Robison has taken the reins of an all-volunteer choir that's received arguably America's highest honor for a choir, Chorus America's Margaret Hillis Award. The group has had only two previous leaders: Founded in 1986 by Larry Fleming, it was helmed by David Cherwien from 2002 until last year.

Most recently a professor at the University of Missouri-Kansas City Conservatory after several years at Luther College in Decorah, Iowa, Robison's journey to becoming a choral conductor started under her mother's piano, when she first heard the Overture to George Frideric Handel's oratorio "Messiah" at age 6.

"That's so beautiful, I have to learn how to do that," she recalls thinking. A concert performance of the oratorio affirmed her enthusiasm — until she fell asleep.
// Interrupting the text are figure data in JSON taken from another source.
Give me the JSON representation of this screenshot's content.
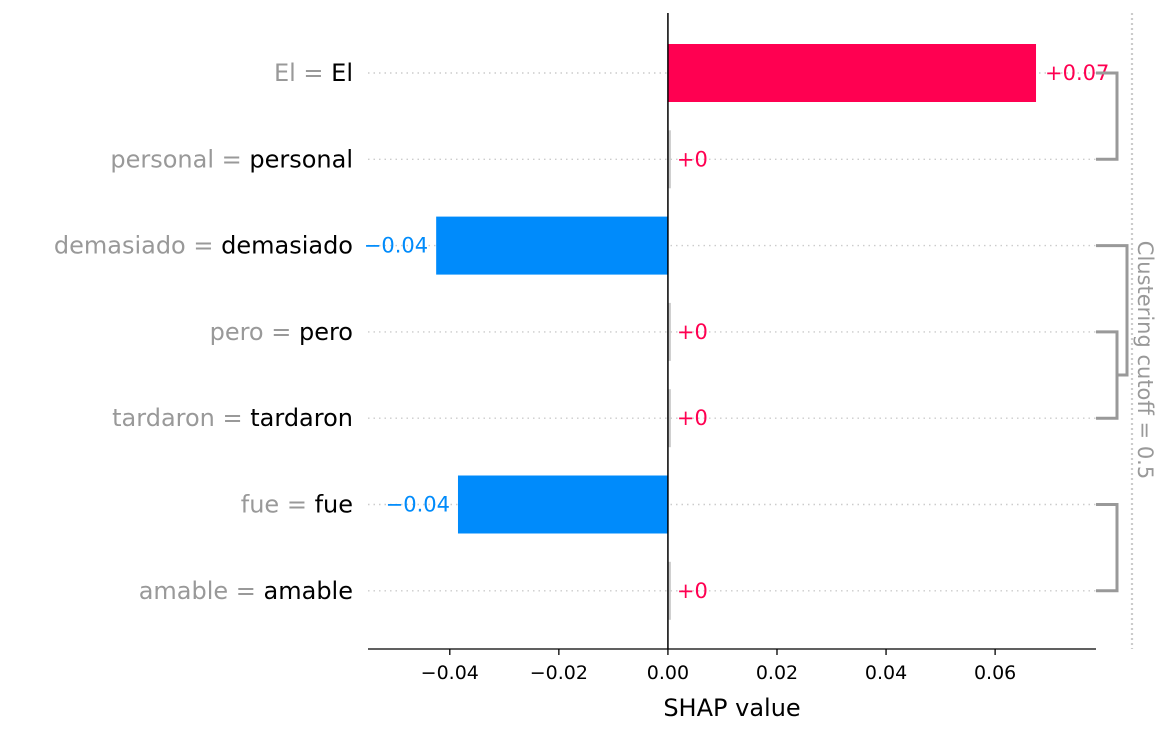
{
  "chart_data": {
    "type": "bar",
    "orientation": "horizontal",
    "xlabel": "SHAP value",
    "xlim": [
      -0.055,
      0.0785
    ],
    "x_ticks": [
      -0.04,
      -0.02,
      0.0,
      0.02,
      0.04,
      0.06
    ],
    "x_tick_labels": [
      "−0.04",
      "−0.02",
      "0.00",
      "0.02",
      "0.04",
      "0.06"
    ],
    "grid": false,
    "features": [
      {
        "name": "El",
        "value_text": "El",
        "shap": 0.0675,
        "label": "+0.07"
      },
      {
        "name": "personal",
        "value_text": "personal",
        "shap": 0.0,
        "label": "+0"
      },
      {
        "name": "demasiado",
        "value_text": "demasiado",
        "shap": -0.0425,
        "label": "−0.04"
      },
      {
        "name": "pero",
        "value_text": "pero",
        "shap": 0.0,
        "label": "+0"
      },
      {
        "name": "tardaron",
        "value_text": "tardaron",
        "shap": 0.0,
        "label": "+0"
      },
      {
        "name": "fue",
        "value_text": "fue",
        "shap": -0.0385,
        "label": "−0.04"
      },
      {
        "name": "amable",
        "value_text": "amable",
        "shap": 0.0,
        "label": "+0"
      }
    ],
    "clustering": [
      {
        "rows": [
          0,
          1
        ],
        "level": 1
      },
      {
        "rows": [
          3,
          4
        ],
        "level": 1
      },
      {
        "rows": [
          5,
          6
        ],
        "level": 1
      },
      {
        "rows": [
          2,
          3.5
        ],
        "level": 2
      }
    ],
    "cutoff_label": "Clustering cutoff = 0.5",
    "colors": {
      "positive": "#ff0051",
      "negative": "#008bfb",
      "feature_name": "#999999",
      "feature_value": "#000000",
      "dendrogram": "#999999",
      "zero_bar": "#cccccc"
    }
  }
}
But her choral path became clearer in high school.

"In choir, there was something magical, even at that age, that I understood," she said. "You have to bring skills to band or orchestra. But I could walk down the hallway, hear someone speak and say, 'You know what? You should come sing in choir.' And with a reasonable degree of efficiency, you can really teach anybody to do this."

Yet her own professional singing career brought her into contact with groups that changed her perception of the possible. Upon her 1997 graduation from Luther, she led a choir at Eagan High School and successfully auditioned for the Dale Warland Singers, which proved a formative experience.

"I didn't know that musicians like that existed," she recalled. "The sound was fantastic. That really shaped in my head what I want a choir to sound like."

And now her current position has her exploring new avenues of what a choir should sing about.

"She's expanding what 'sacred music' can be," soprano Katherine Castille said. "Why not break down barriers between what people have classified as 'sacred' and 'secular'?"

Tenor Logan Combs agrees, citing the combination at this weekend's concert of Emma Lazarus' poem from the base of the Statue of Liberty ("Give me your tired, your poor, your huddled masses yearning to breathe free") with Melissa Dunphy's "#United We Dream."

"Her programming style challenges the listener to ask themselves, 'What is sacred?,'" Combs said. "While continuing to revere the established Lutheran staples like Heinrich Schütz, she challenges the audience — and the choir — to consider how one's faith is lived out through their actions."

National Lutheran Choir

When: 4 p.m. Sun.

Where: St. Philip the Deacon Lutheran Church, 17205 County Road 6, Plymouth.

Tickets: $35 (under 18 free, students pay as you are able), at nlca.com.